I’ve used a kettle screen, stainless braid and false bottom with holes in a beverage cooler mash tun. Without question, the stainless braid is the best (and cheapest) of the three. In my experience runnings clears faster and are ultimately clearer than the other two. I use a pump to recirculate before diverting runnings into the kettle.

Except for the fact that I don’t use a pump to recirculate, my experience exactly matches kcbeersnob. But if you use a stainless braid it works best if you batch sparge.

If you fly sparge (and want to continue doing so, I was actually quite happy to leave it behind) you probably want to use a false bottom. I suspect the Blichman style will work better than the false bottoms I’ve tried, because it might reduce the amount of grain that gets stuck in holes and makes it a pain to clean, but I’ve never used the Blichman so I’m guessing here.

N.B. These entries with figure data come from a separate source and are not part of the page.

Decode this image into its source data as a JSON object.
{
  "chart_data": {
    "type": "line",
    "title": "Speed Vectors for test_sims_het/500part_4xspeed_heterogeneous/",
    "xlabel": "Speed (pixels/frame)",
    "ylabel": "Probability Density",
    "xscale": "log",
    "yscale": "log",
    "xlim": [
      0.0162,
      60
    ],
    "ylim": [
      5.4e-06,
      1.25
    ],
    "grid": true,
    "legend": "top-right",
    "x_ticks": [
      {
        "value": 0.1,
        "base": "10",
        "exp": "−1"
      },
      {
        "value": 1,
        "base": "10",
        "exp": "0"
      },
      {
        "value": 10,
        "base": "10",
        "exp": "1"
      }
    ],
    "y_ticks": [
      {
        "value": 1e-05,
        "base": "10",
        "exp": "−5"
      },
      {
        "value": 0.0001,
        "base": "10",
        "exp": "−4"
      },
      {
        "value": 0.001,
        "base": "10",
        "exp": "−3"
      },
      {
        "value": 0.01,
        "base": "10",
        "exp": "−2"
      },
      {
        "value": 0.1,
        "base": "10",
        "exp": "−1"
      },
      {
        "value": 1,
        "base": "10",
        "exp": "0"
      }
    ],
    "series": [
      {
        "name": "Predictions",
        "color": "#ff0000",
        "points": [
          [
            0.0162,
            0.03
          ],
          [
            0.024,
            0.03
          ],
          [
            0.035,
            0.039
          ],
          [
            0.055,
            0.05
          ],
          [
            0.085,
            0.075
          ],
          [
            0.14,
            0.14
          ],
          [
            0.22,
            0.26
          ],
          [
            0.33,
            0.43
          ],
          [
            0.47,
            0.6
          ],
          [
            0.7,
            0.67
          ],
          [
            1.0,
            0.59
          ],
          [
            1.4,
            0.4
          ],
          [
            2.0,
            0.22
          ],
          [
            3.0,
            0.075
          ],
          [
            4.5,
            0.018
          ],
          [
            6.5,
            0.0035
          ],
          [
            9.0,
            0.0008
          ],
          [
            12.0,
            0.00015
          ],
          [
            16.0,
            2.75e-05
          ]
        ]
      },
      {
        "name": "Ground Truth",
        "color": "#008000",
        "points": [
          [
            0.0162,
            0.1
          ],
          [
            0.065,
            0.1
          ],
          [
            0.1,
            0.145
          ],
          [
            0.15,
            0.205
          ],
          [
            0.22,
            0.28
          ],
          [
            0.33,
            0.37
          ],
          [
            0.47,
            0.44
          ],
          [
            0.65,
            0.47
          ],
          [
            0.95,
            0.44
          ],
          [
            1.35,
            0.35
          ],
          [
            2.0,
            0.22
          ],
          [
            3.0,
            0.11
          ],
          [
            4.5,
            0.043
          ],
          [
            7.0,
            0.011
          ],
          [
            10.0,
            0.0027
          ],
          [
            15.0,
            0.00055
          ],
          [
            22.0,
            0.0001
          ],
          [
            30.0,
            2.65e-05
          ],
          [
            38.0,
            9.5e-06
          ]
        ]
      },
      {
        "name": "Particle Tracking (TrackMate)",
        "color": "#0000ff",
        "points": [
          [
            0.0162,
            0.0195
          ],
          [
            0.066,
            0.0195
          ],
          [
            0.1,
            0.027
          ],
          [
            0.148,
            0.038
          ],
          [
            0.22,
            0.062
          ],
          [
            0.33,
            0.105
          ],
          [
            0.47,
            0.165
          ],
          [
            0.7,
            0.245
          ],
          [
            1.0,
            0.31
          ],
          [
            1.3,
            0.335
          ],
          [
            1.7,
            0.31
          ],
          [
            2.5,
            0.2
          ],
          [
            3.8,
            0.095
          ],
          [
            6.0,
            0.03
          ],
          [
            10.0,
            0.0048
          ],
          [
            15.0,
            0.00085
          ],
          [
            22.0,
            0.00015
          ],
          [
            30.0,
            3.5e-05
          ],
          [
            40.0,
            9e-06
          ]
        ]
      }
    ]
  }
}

Can’t help you with the kettle question.

The port fer whirl pooling can just be as simple as an elbow with a barbed fitting to reduce the outlet volume and git a stronger stream. I have 1/2" fittings on my keggle, on the elbow inside the keggle I then put a 3/8" barbed fitting… Sneezles61

@rebuiltcellars explains the braid vs. false bottom pretty well. Nothing wrong with Blichmann but I find it over priced for no reason.